Podczas mundialu kibicowała Pani polskiej reprezentacji?
Kibicowałam! Jak wszyscy miałam troszeczkę większe oczekiwania, natomiast zasłużeni odpadli. Nie ma co się oszukiwać, wygrywają najlepsi!
A jak odnajduje się Pani w tutejszym środowisku polskim? Uczestniczy Pani w jego życiu?
Początkowo troszeczkę tak, z czasem okazało się to bardziej skomplikowane, bo coraz więcej obowiązków przybywało i nie miałam wystarczająco czasu.
Od roku nie mieszkam w Londynie, ponieważ pracuję gdzie indziej. Pod koniec tamtego roku po obronie, zaczęłam pracować w przemyśle, troszeczkę inna specjalizacja, ale ciągłe biotechnologia.
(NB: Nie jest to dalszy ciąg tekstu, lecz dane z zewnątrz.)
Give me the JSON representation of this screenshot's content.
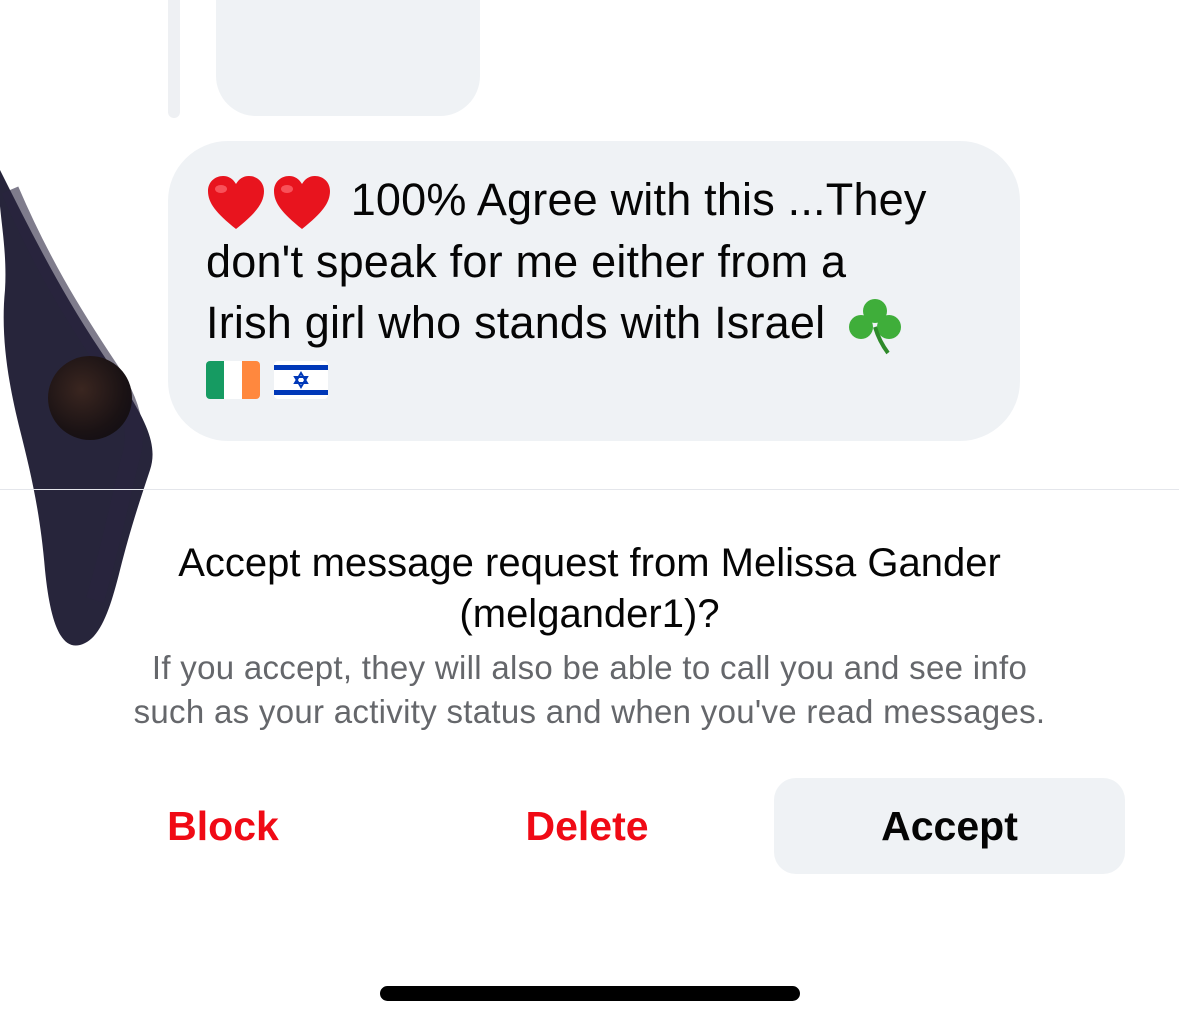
{
  "conversation": {
    "message": {
      "line1_text": "100% Agree with this ...They",
      "line2_text": "don't speak for me either from a",
      "line3_text": "Irish girl who stands with Israel",
      "emojis": [
        "heart-icon",
        "heart-icon",
        "shamrock-icon",
        "ireland-flag-icon",
        "israel-flag-icon"
      ]
    }
  },
  "request": {
    "title_line1": "Accept message request from Melissa Gander",
    "title_line2": "(melgander1)?",
    "desc_line1": "If you accept, they will also be able to call you and see info",
    "desc_line2": "such as your activity status and when you've read messages."
  },
  "actions": {
    "block_label": "Block",
    "delete_label": "Delete",
    "accept_label": "Accept"
  },
  "colors": {
    "destructive": "#f00a15",
    "bubble": "#eff2f5",
    "secondary_text": "#65676b"
  }
}
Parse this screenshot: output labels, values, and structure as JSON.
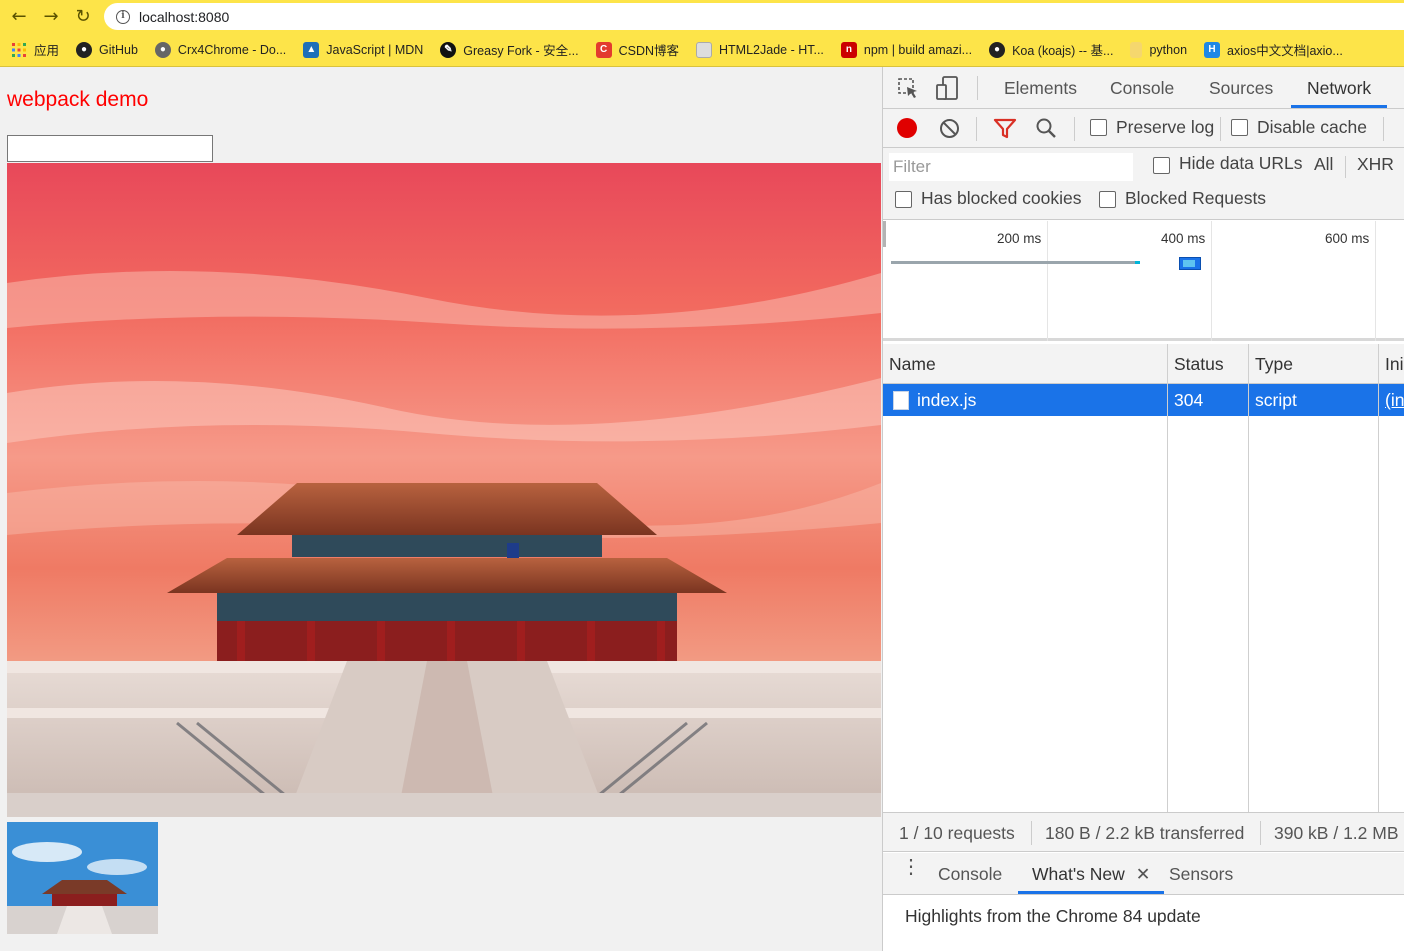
{
  "browser": {
    "url": "localhost:8080",
    "bookmarks": [
      {
        "label": "应用",
        "icon": "apps-grid-icon",
        "color": "#e94235"
      },
      {
        "label": "GitHub",
        "icon": "github-icon",
        "color": "#222222"
      },
      {
        "label": "Crx4Chrome - Do...",
        "icon": "crx4chrome-icon",
        "color": "#555555"
      },
      {
        "label": "JavaScript | MDN",
        "icon": "mdn-icon",
        "color": "#1e6fb8"
      },
      {
        "label": "Greasy Fork - 安全...",
        "icon": "greasyfork-icon",
        "color": "#111111"
      },
      {
        "label": "CSDN博客",
        "icon": "csdn-icon",
        "color": "#e33b2e"
      },
      {
        "label": "HTML2Jade - HT...",
        "icon": "page-icon",
        "color": "#dddddd"
      },
      {
        "label": "npm | build amazi...",
        "icon": "npm-icon",
        "color": "#cb0000"
      },
      {
        "label": "Koa (koajs) -- 基...",
        "icon": "koa-icon",
        "color": "#222222"
      },
      {
        "label": "python",
        "icon": "folder-icon",
        "color": "#f5d76e"
      },
      {
        "label": "axios中文文档|axio...",
        "icon": "axios-icon",
        "color": "#1e88e5"
      }
    ]
  },
  "page": {
    "title": "webpack demo",
    "input_value": ""
  },
  "devtools": {
    "tabs": [
      "Elements",
      "Console",
      "Sources",
      "Network"
    ],
    "active_tab": "Network",
    "toolbar": {
      "preserve_log": "Preserve log",
      "disable_cache": "Disable cache"
    },
    "filter": {
      "placeholder": "Filter",
      "hide_data_urls": "Hide data URLs",
      "all": "All",
      "xhr": "XHR",
      "has_blocked_cookies": "Has blocked cookies",
      "blocked_requests": "Blocked Requests"
    },
    "overview_ticks": [
      "200 ms",
      "400 ms",
      "600 ms"
    ],
    "table": {
      "headers": [
        "Name",
        "Status",
        "Type",
        "Ini"
      ],
      "rows": [
        {
          "name": "index.js",
          "status": "304",
          "type": "script",
          "initiator": "(in"
        }
      ]
    },
    "summary": {
      "requests": "1 / 10 requests",
      "transferred": "180 B / 2.2 kB transferred",
      "resources": "390 kB / 1.2 MB"
    },
    "drawer": {
      "tabs": [
        "Console",
        "What's New",
        "Sensors"
      ],
      "active_tab": "What's New",
      "content": "Highlights from the Chrome 84 update"
    },
    "colors": {
      "accent": "#1a73e8",
      "record": "#e00000",
      "filter": "#d93025"
    }
  }
}
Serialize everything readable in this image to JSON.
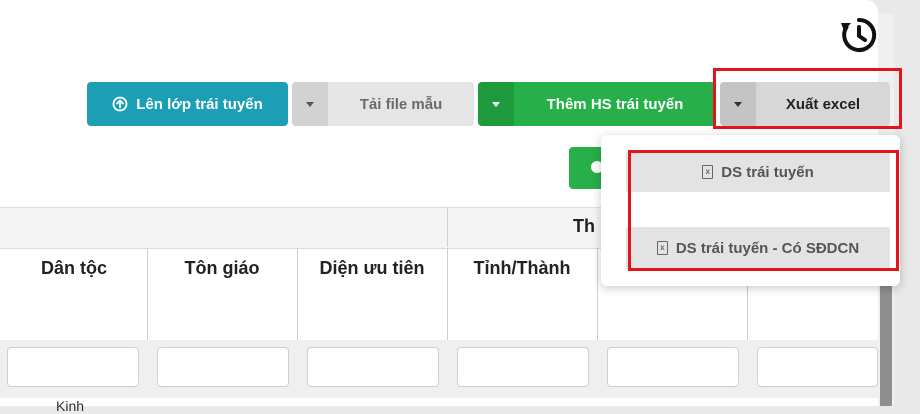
{
  "toolbar": {
    "promote_label": "Lên lớp trái tuyến",
    "download_template_label": "Tải file mẫu",
    "add_student_label": "Thêm HS trái tuyến",
    "export_excel_label": "Xuất excel"
  },
  "export_menu": {
    "items": [
      {
        "label": "DS trái tuyến",
        "icon": "excel-file-icon"
      },
      {
        "label": "DS trái tuyến - Có SĐDCN",
        "icon": "excel-file-icon"
      }
    ]
  },
  "table": {
    "group_header": "Th",
    "columns": [
      "Dân tộc",
      "Tôn giáo",
      "Diện ưu tiên",
      "Tỉnh/Thành"
    ],
    "first_row_value": "Kinh"
  },
  "colors": {
    "teal": "#1c9fb5",
    "green": "#27b04a",
    "highlight_red": "#e3141b"
  },
  "icons": {
    "history": "history-icon",
    "upload": "circle-arrow-up-icon"
  }
}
Zajmuję się produkcją, a właściwie przepisami na rozwój procesów do produkcji szczepionek autologicznych dla zwierząt hodowlanych. Dostajemy próbki chorych zwierząt, następnie laboratorium je analizuje i izoluje, bakterie które wywołały chorobę. Następnie moje zadanie polega na zaprojektowaniu procesu produkcji szczepionki i napisaniu, przepisu dla działu produkcji. Ten typ szczepionek polega na tym, że są tak zwane „szyte na miarę”. Czyli bakterie wywołujące chorobę wracają ponownie do zwierzęcia i jego stada jako szczepionka. Ona jest tylko dla danej farmy, dla konkretnego stada, a nie dla całej Anglii albo wszystkich zwierząt hodowlanych, tylko dla tej konkretnej hodowli.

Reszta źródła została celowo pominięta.